Airline Rewards Card

We recently opened a Southwest Airlines Rapid Rewards Premier card when they ran an offer for 50,000 airline points; the usual offer is 25,000 points.

We fly Southwest often and next year we have three trips scheduled: one to Miami, one to Tampa, and one to Chicago. Those are all places that Southwest flies so the timing on the bonus points was good.

Once we’re through meeting the spending requirements to earn the 50,000 miles ($2000 in 3 months) I’ll use this card the same way I use the Hilton card: to pay for Southwest purchases. In addition to the base points you get for flying Southwest, you earn two additional reward points per $1 spent when you pay with a Southwest credit card.

So, in short, this is our plan:

  1. Be brand loyal when traveling whenever possible.
  2. Pay for our Hilton purchases with our Hilton card.
  3. Pay for our Southwest purchases with our Southwest card.
  4. Use our American Express for all other personal spending and the Chase Ink for all other business spending and take the cash back rewards.

Do you have a credit card strategy that works for you?

7 Replies to “Our New and Improved Credit Card Strategy”

  1. We use our Chase Blue card for cashback bonuses and use the bonuses for gift giving. I do like the idea of the Hilton card, as hopefully hubby and I will be traveling more in the future. Do the Hilton points expire?

      1. Sharon, I did some digging and it looks like the points will expire after 12 months unless you’ve had some activity (earning or using points) during that time. We’ve always had activity (earning points through our credit card) so it’s never been an issue. I think this kind of policy is somewhat standard among loyalty programs, but don’t hold me to the details.

  2. I’ve never actually owned a credit card! Crazy, right? I’m not against them. I will probably get one soon. Have any tips for which credit card I could get with good rewards? FYI I don’t travel that much or buy that much stuff either…

    1. Will, that’s a big question and a lot will depend on your specific circumstances. I’d head over to a site like Bankrate to compare cards and look for something that matches your spending habits. Look for something with no annual fee and – ideally – one that pays you a bonus for opening. Then look at the cash back categories and see which card has the best rewards for the way you spend (i.e. if you don’t have a car, don’t choose a card with high gas rewards unless it rewards you well in other categories you spend in). Hope that helps!
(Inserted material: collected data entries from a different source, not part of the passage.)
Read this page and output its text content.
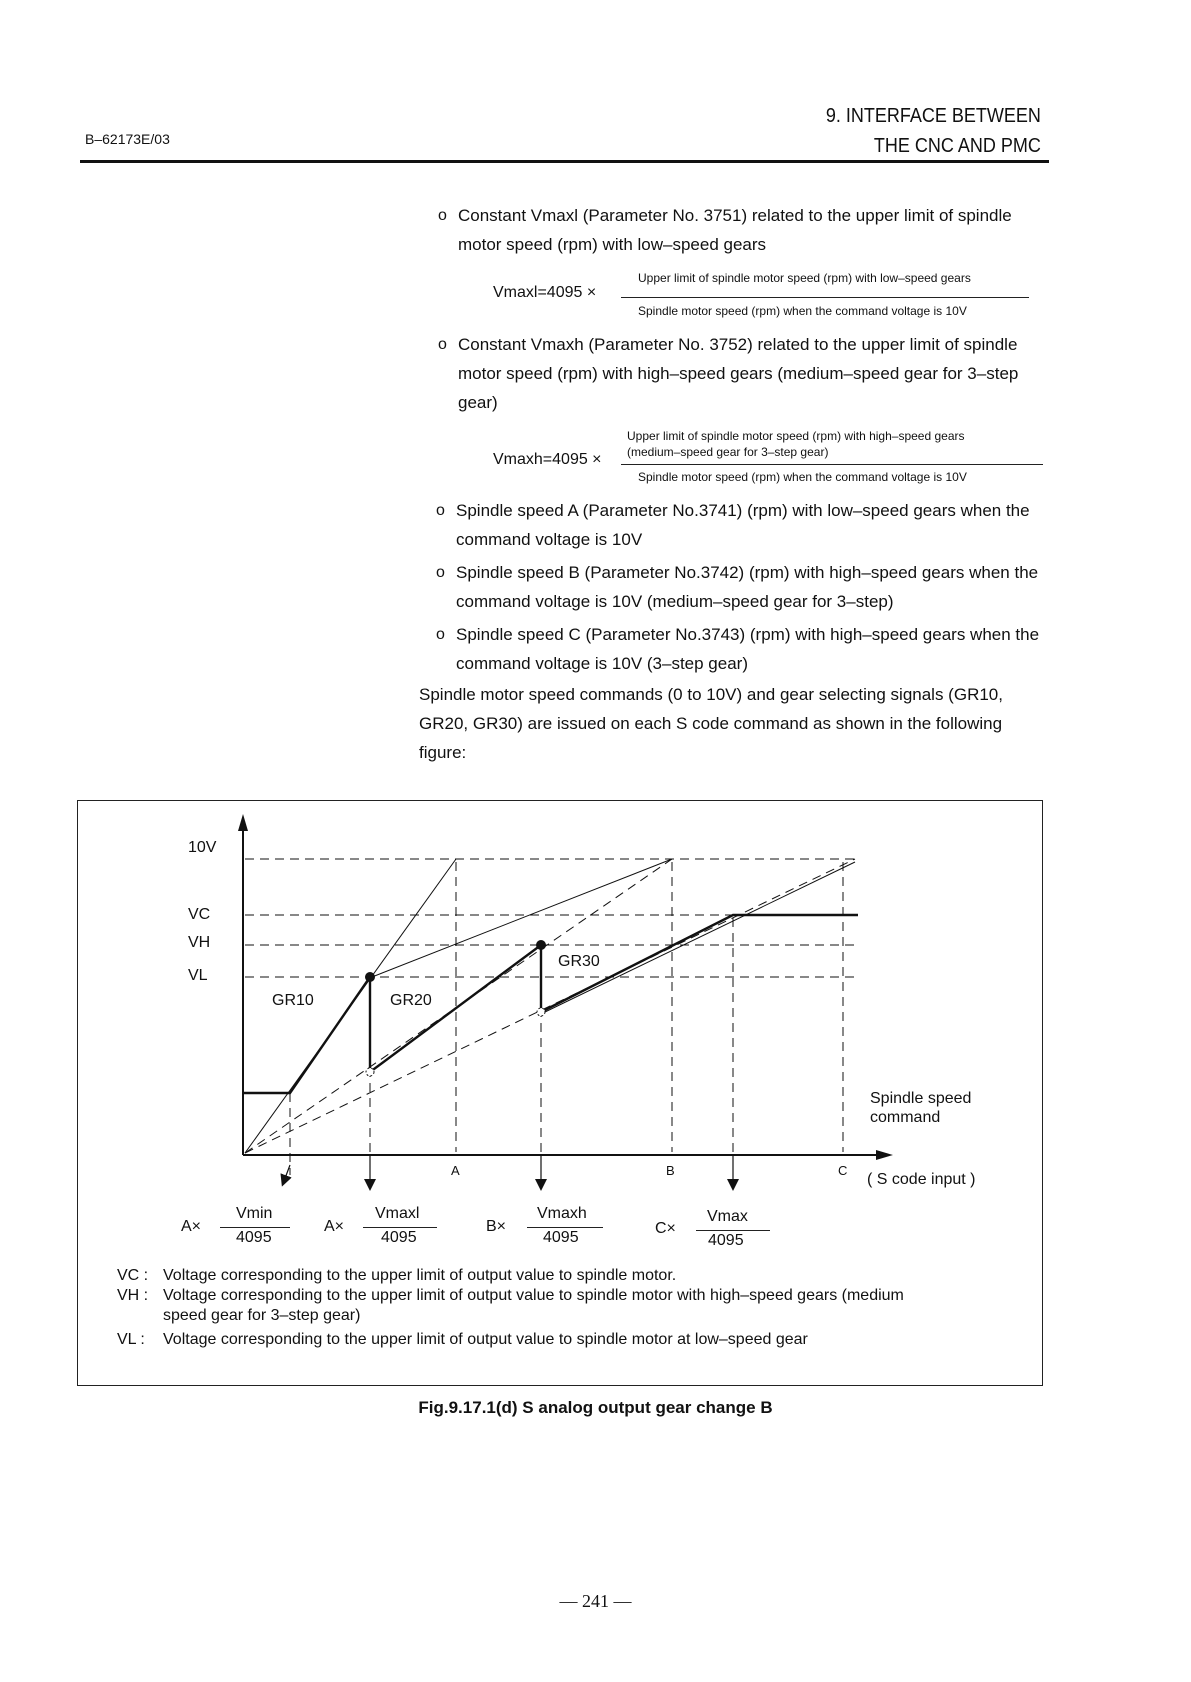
B–62173E/03
9. INTERFACE BETWEEN
THE CNC AND PMC
o Constant Vmaxl (Parameter No. 3751) related to the upper limit of spindle
motor speed (rpm) with low–speed gears
Vmaxl=4095 ×
Upper limit of spindle motor speed (rpm) with low–speed gears
Spindle motor speed (rpm) when the command voltage is 10V
o Constant Vmaxh (Parameter No. 3752) related to the upper limit of spindle
motor speed (rpm) with high–speed gears (medium–speed gear for 3–step
gear)
Vmaxh=4095 ×
Upper limit of spindle motor speed (rpm) with high–speed gears
(medium–speed gear for 3–step gear)
Spindle motor speed (rpm) when the command voltage is 10V
o Spindle speed A (Parameter No.3741) (rpm) with low–speed gears when the
command voltage is 10V
o Spindle speed B (Parameter No.3742) (rpm) with high–speed gears when the
command voltage is 10V (medium–speed gear for 3–step)
o Spindle speed C (Parameter No.3743) (rpm) with high–speed gears when the
command voltage is 10V (3–step gear)
Spindle motor speed commands (0 to 10V) and gear selecting signals (GR10,
GR20, GR30) are issued on each S code command as shown in the following
figure:
10V
VC
VH
VL
GR10	GR20
GR30
A	B	C
Spindle speed
command
( S code input )
A×
Vmin
4095
A×
Vmaxl
4095
B×
Vmaxh
4095
C×
Vmax
4095
VC : Voltage corresponding to the upper limit of output value to spindle motor.
VH : Voltage corresponding to the upper limit of output value to spindle motor with high–speed gears (medium
speed gear for 3–step gear)
VL : Voltage corresponding to the upper limit of output value to spindle motor at low–speed gear
Fig.9.17.1(d) S analog output gear change B
— 241 —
  3. Keep in mind that if you earn 110,000 points in a calendar year with Southwest you will earn a companion pass for the remainder of that year and the following year. The 50,000 bonus points you got from signing up for that card count! My husband and I both applied for 2 cards each and received the companion pass in March of this year. It will be good til next December and our teenagers are our companions. Your companion flies free even if you book with points! I just came across your blog and will definitely be reading all your posts about $ for college! Thank you!

    1. Great point, Elizabeth, and we did exactly that this year. I have the points and my husband is flying free. I love how you and your husband did it at the same time so your kids could fly free. I’ll bet you’ll take some memorable trips during that time.